What Techniques Will Help Companies Make The Best Use of a Financial Advisor?


Lenders often identify borrowers that could benefit from the use of a financial advisor or consultant to assist in the financial planning for the business, but have difficulty convincing borrowers that an outsider is able to provide real time valuable assistance to the business. In this article, ideas and techniques for explaining the benefit of a third-party expert in financial forecasting, working capital management, and financial management are developed for lender or borrower use.


As businesses continue to evolve and face more complex challenges, hiring an experienced financial advisor can be an effective way to gain new insights, develop innovative strategies, and increase efficiency. However, many companies make mistakes when hiring an advisor, which could have a significant impact on the value of the consultant’s services and the successful implementation of the strategies they recommend.

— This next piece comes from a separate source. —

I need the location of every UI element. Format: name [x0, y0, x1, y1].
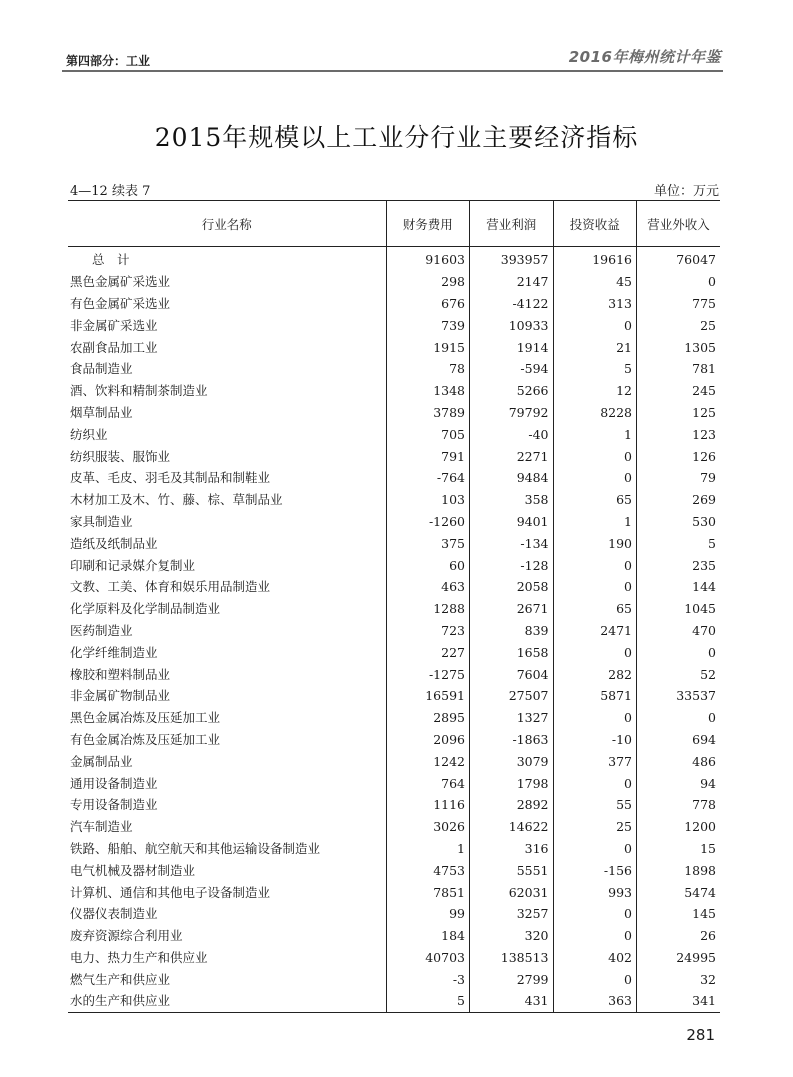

Here are some of the most common mistakes companies make when hiring a financial advisor:

Not Defining Goals and Expectations: Before hiring an advisor, it is essential to be clear about the goals and expectations for the project. The lender, the company and the consultant need to be on the same page in terms of project scope. For example, if the lender needs a weekly cash flow forecast, that needs to be in the scope. If the company wants assistance managing accounts payable, that should be in the scope. A financial advisor is able to provide a variety of expertise and advice, but without clear goals and expectations, all parties may not achieve their desired goals. The company should ask the financial advisors it interviews for a draft scope, and then redline the scope as needed. Once that redlining is done, the revised scope should be discussed with the lender to ensure all parties agree regarding scope of work, deliverables, and timing.

Not Allowing Enough Time to Interview Prospective Advisors: A financial advisor should become a trusted member of the company’s team. To ensure the right firm is selected, the company should spend at least an hour discussing the project with each potential advisory group. These discussions can be virtual, and should include:

  • Company Led Discussion

    • Introduction of the company and the issues it believes it has – financial, operating, cash flow management, financial reporting, etc.

    • Explanation of the current relationship between the lender and the company. Is the company in default under any loan agreements? Are the parties operating under a forbearance agreement with specific requirements? Are all interest and principal payments current? Is the company’s relationship with its lender being managed by the special assets department within the lender?

    • Discussion of goals and objectives for the project.

  • Financial Advisor Led Discussion

    • Introduction to the advisory firm.

    • Discussion of similar experiences.

    • Description of the team that would assist the company.

  • Deliverables at Conclusion

    • Delivery of the scope of work.

    • Delivery of an experience deck.

    • Explanation of timeline – start date, completion of deliverables.

Not Understanding the Timing for the Project: It is critical for both parties to have a clear understanding of the scope of the project, the deliverables, and the timeline for completion of each deliverable as well as the overall project. The timeline discussion should include how quickly the project can begin, and what issues with the lender might impact when information must be available. For example, if a company and its lender are operating under a forbearance agreement, there may be clearly established due dates for certain materials. If a company knows it will have a cash flow problem in six weeks, that will impact the timeline.

Not Clarifying Fees: Before signing a contract, the retainer, the fees, and the payment structure should be clearly identified. This will help to avoid any misunderstandings or conflicts down the line.

By avoiding these common mistakes, a company improves its likelihood of selecting the right match in a financial advisor, and all parties have a clear outline of the project and understand the deliverables and timing needs.


When a lender suggests that a company hire a financial advisor, it may be easier to encourage the engagement if the lender provides the guidance in this article. That may help the company feel more in control of the process and more involved in the deliverables. When initiating the conversation with the company, the lender should be ready to discuss its own bullet points for a scope and needs for a timeline for deliverables.